Perdana Menteri Israel Benjamin Netanyahu dan Presiden AS Joe Biden berbicara pada hari Minggu tentang upaya untuk mencapai kesepakatan gencatan senjata dan pembebasan sandera dalam perang Israel-Hamas, sebuah tanda peningkatan dorongan untuk mencapai kesepakatan sebelum pelantikan Donald Trump mendatang.
Pembicaraan yang dimediasi selama setahun terakhir oleh Amerika Serikat, Mesir dan Qatar berulang kali terhenti ketika mereka tampaknya hampir mencapai kesepakatan. Dalam beberapa hari terakhir, para pejabat AS telah menyatakan harapan untuk mencapai kesepakatan.
Percakapan telepon pada hari Minggu antara Biden dan Netanyahu terjadi ketika kepala badan intelijen asing Mossad Israel, David Barnea, dan penasihat utama Biden di Timur Tengah, Brett McGurk, keduanya berada di ibu kota Qatar, Doha. Kehadiran Barnea, yang dikonfirmasi oleh kantor Netanyahu, berarti para pejabat tinggi Israel yang perlu menandatangani perjanjian apa pun kini terlibat dalam pembicaraan.

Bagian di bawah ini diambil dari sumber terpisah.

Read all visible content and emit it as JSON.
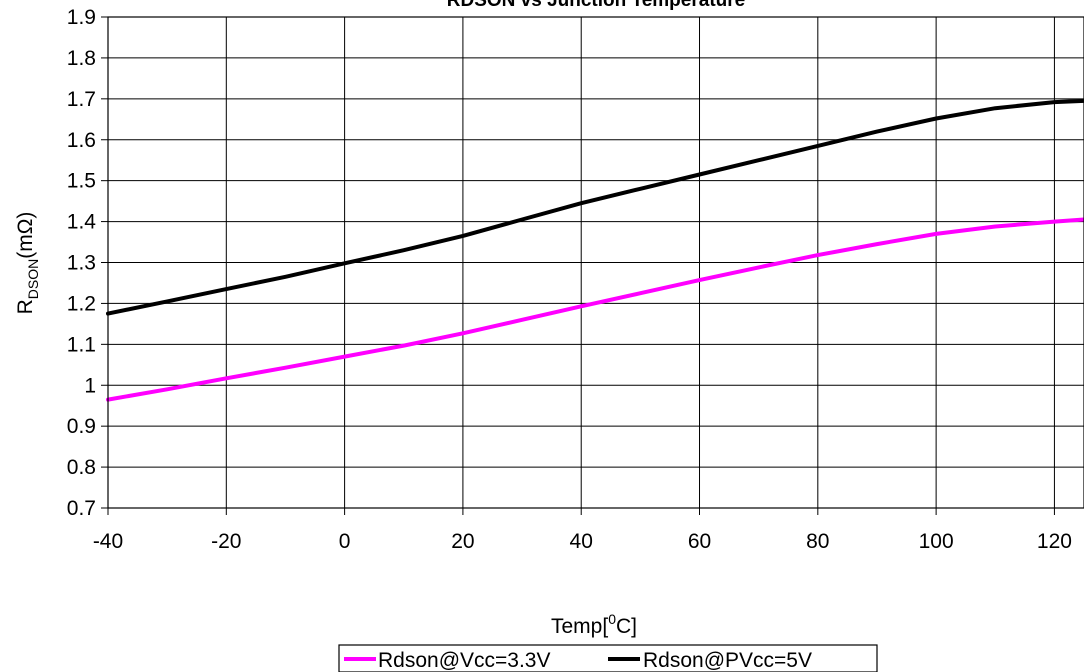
{
  "chart_data": {
    "type": "line",
    "title": "RDSON vs Junction Temperature",
    "xlabel": {
      "main": "Temp[",
      "sup": "0",
      "tail": "C]"
    },
    "ylabel": {
      "main": "R",
      "sub": "DSON",
      "tail": "(mΩ)"
    },
    "xlim": [
      -40,
      125
    ],
    "ylim": [
      0.7,
      1.9
    ],
    "x_ticks": [
      -40,
      -20,
      0,
      20,
      40,
      60,
      80,
      100,
      120
    ],
    "y_ticks": [
      0.7,
      0.8,
      0.9,
      1,
      1.1,
      1.2,
      1.3,
      1.4,
      1.5,
      1.6,
      1.7,
      1.8,
      1.9
    ],
    "grid": true,
    "legend_position": "bottom",
    "series": [
      {
        "name": "Rdson@Vcc=3.3V",
        "color": "#ff00ff",
        "x": [
          -40,
          -30,
          -20,
          -10,
          0,
          10,
          20,
          30,
          40,
          50,
          60,
          70,
          80,
          90,
          100,
          110,
          120,
          125
        ],
        "y": [
          0.965,
          0.99,
          1.017,
          1.043,
          1.07,
          1.097,
          1.127,
          1.16,
          1.193,
          1.225,
          1.257,
          1.288,
          1.318,
          1.345,
          1.37,
          1.388,
          1.4,
          1.405
        ]
      },
      {
        "name": "Rdson@PVcc=5V",
        "color": "#000000",
        "x": [
          -40,
          -30,
          -20,
          -10,
          0,
          10,
          20,
          30,
          40,
          50,
          60,
          70,
          80,
          90,
          100,
          110,
          120,
          125
        ],
        "y": [
          1.175,
          1.205,
          1.235,
          1.265,
          1.298,
          1.33,
          1.365,
          1.405,
          1.445,
          1.48,
          1.515,
          1.55,
          1.585,
          1.62,
          1.652,
          1.677,
          1.692,
          1.695
        ]
      }
    ]
  }
}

McGurk sedang mengerjakan rincian akhir dari naskah yang akan disampaikan kepada kedua belah pihak, kata penasihat keamanan nasional Biden, Jake Sullivan, kepada CNN. Negara Persatuan. Namun dia mengatakan dia tidak bisa memperkirakan apakah kesepakatan bisa dicapai pada 20 Januari, hari pelantikan.

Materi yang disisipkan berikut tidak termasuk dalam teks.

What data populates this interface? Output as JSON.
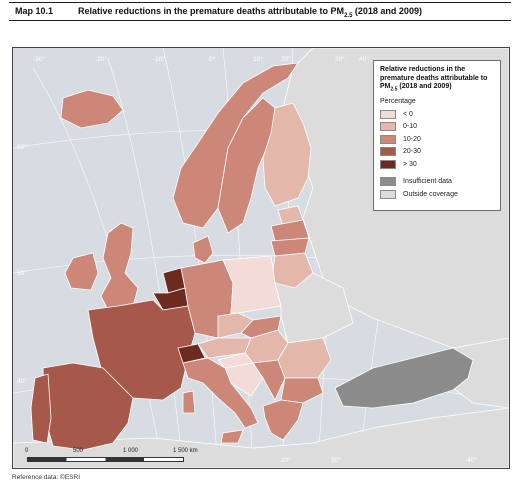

“Kami sangat, sangat dekat,” katanya. “Namun, menjadi sangat dekat tetap berarti kita masih jauh karena sampai Anda benar-benar mencapai garis finis, kita belum sampai di sana.”
Gedung Putih dan kantor Netanyahu mengonfirmasi percakapan telepon antara kedua pemimpin tersebut tanpa memberikan rincian.
Hanya satu gencatan senjata singkat yang berhasil dicapai dalam 15 bulan perang, dan itu terjadi pada minggu-minggu awal pertempuran. Menteri Luar Negeri AS Antony Blinken mengatakan minggu ini bahwa kesepakatan tersebut “sangat dekat” dan dia berharap untuk menyelesaikannya sebelum menyerahkan diplomasi kepada pemerintahan Trump yang akan datang.
Yang sedang dibahas saat ini adalah gencatan senjata bertahap, dengan Netanyahu memberi isyarat bahwa ia hanya berkomitmen pada tahap pertama, yaitu pembebasan sebagian sandera sebagai imbalan atas penghentian pertempuran selama berminggu-minggu.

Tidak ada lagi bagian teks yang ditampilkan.